Music has often reflected upon social and political events of its time and our project aims to do that. Ecology of Being is about – through music and poetry – treasuring the earth, examining our complex relationship with it and truly valuing what we’ve taken for granted for so long.   It’s about thinking, feeling, experiencing both the trauma of a lost earth, but also about treasuring the joy of a world we love.


Special thanks to David Jaeger, Bev Diamond, and Christian Mondor at the Canada Council for your guidance and wisdom.

Five outstanding North American composers are involved in the project:

–  Melissa Hui, faculty of composition at McGill, formerly at Stanford, recipient of a Guggenheim fellowship (1997), Fromm Foundation commission (2000)

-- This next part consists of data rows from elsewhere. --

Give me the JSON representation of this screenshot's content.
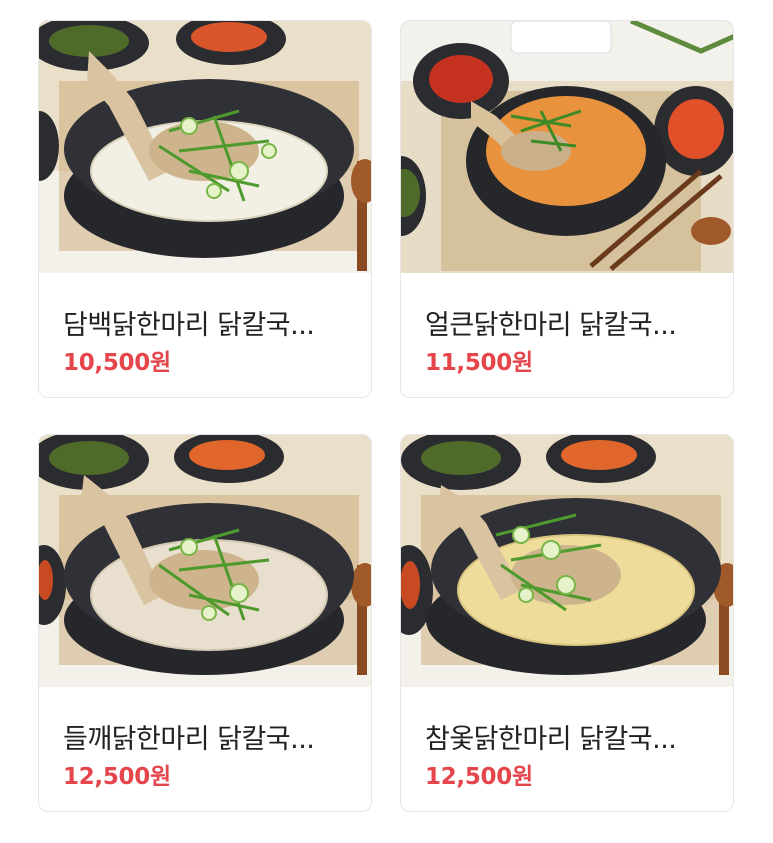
{
  "products": [
    {
      "name": "담백닭한마리 닭칼국...",
      "price": "10,500원",
      "image_icon": "food-photo-icon"
    },
    {
      "name": "얼큰닭한마리 닭칼국...",
      "price": "11,500원",
      "image_icon": "food-photo-icon"
    },
    {
      "name": "들깨닭한마리 닭칼국...",
      "price": "12,500원",
      "image_icon": "food-photo-icon"
    },
    {
      "name": "참옻닭한마리 닭칼국...",
      "price": "12,500원",
      "image_icon": "food-photo-icon"
    }
  ],
  "colors": {
    "price": "#e5464c",
    "title": "#222222",
    "card_border": "#e6e6e6",
    "broth_clear": "#f2efe4",
    "broth_spicy": "#e9923e",
    "broth_perilla": "#e8dfcf",
    "broth_lacquer": "#eedc9a"
  }
}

– Ian Cusson, Composer-in-Residence with the National Arts Centre Orchestra (2017-2019) and Composer-in-Residence for the Canadian Opera Company (2019-2021). Of Métis and French-Canadian descent, his work explores Canadian Indigenous experience including the history of the Métis people, the hybridity of mixed-racial identity, and the intersection of Western and Indigenous cultures

– Bekah Simms, JUNO nominee, 2019 Barlow Prize Winner, 2018 Karen Kieser Prize in Canadian Music

– Dawn Avery, Mohawk and American composer/ethnomusicologist and Grammy nominee

– Carmen Braden WCMA-nominated composer from Canadian sub-Arctic.

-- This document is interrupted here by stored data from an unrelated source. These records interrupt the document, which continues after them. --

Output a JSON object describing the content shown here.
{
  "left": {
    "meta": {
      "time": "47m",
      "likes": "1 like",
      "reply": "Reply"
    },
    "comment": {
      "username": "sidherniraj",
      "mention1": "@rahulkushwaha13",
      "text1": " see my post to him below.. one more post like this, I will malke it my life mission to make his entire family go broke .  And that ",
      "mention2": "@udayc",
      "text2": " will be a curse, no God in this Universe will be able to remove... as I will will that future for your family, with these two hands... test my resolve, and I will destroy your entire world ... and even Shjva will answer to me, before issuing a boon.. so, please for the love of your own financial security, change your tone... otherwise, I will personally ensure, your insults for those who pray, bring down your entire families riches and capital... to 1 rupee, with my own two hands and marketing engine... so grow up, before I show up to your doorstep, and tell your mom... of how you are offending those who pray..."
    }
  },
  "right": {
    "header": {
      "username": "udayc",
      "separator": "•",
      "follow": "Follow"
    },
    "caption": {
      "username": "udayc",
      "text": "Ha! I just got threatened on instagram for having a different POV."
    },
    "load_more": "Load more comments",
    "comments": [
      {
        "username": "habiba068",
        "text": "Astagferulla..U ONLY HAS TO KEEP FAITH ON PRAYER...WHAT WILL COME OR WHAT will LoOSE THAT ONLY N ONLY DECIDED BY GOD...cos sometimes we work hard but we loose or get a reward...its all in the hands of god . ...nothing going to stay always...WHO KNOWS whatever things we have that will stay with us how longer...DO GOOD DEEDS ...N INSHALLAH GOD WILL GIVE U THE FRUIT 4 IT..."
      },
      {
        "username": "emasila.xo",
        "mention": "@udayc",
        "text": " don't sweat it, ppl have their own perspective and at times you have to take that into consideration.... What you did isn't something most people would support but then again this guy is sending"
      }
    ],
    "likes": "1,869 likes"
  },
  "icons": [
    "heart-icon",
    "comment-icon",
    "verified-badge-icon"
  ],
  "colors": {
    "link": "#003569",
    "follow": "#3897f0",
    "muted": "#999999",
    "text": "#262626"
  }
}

“Ecology of Being” will be featured in Canada in summer 2020 at Toronto Summer Music, Ottawa International Chamber Music Festival, Stratford Summer Music, Tuckamore Festival and Musique Royale.  Eco poetry by Shannon Webb-Campbell as well as short personal reflections by Dahn and Steeves will act as interludes between 50 minutes of new music in this program. The program has the flexibility to allow for a cameo short speech by local scientist or environmentalist.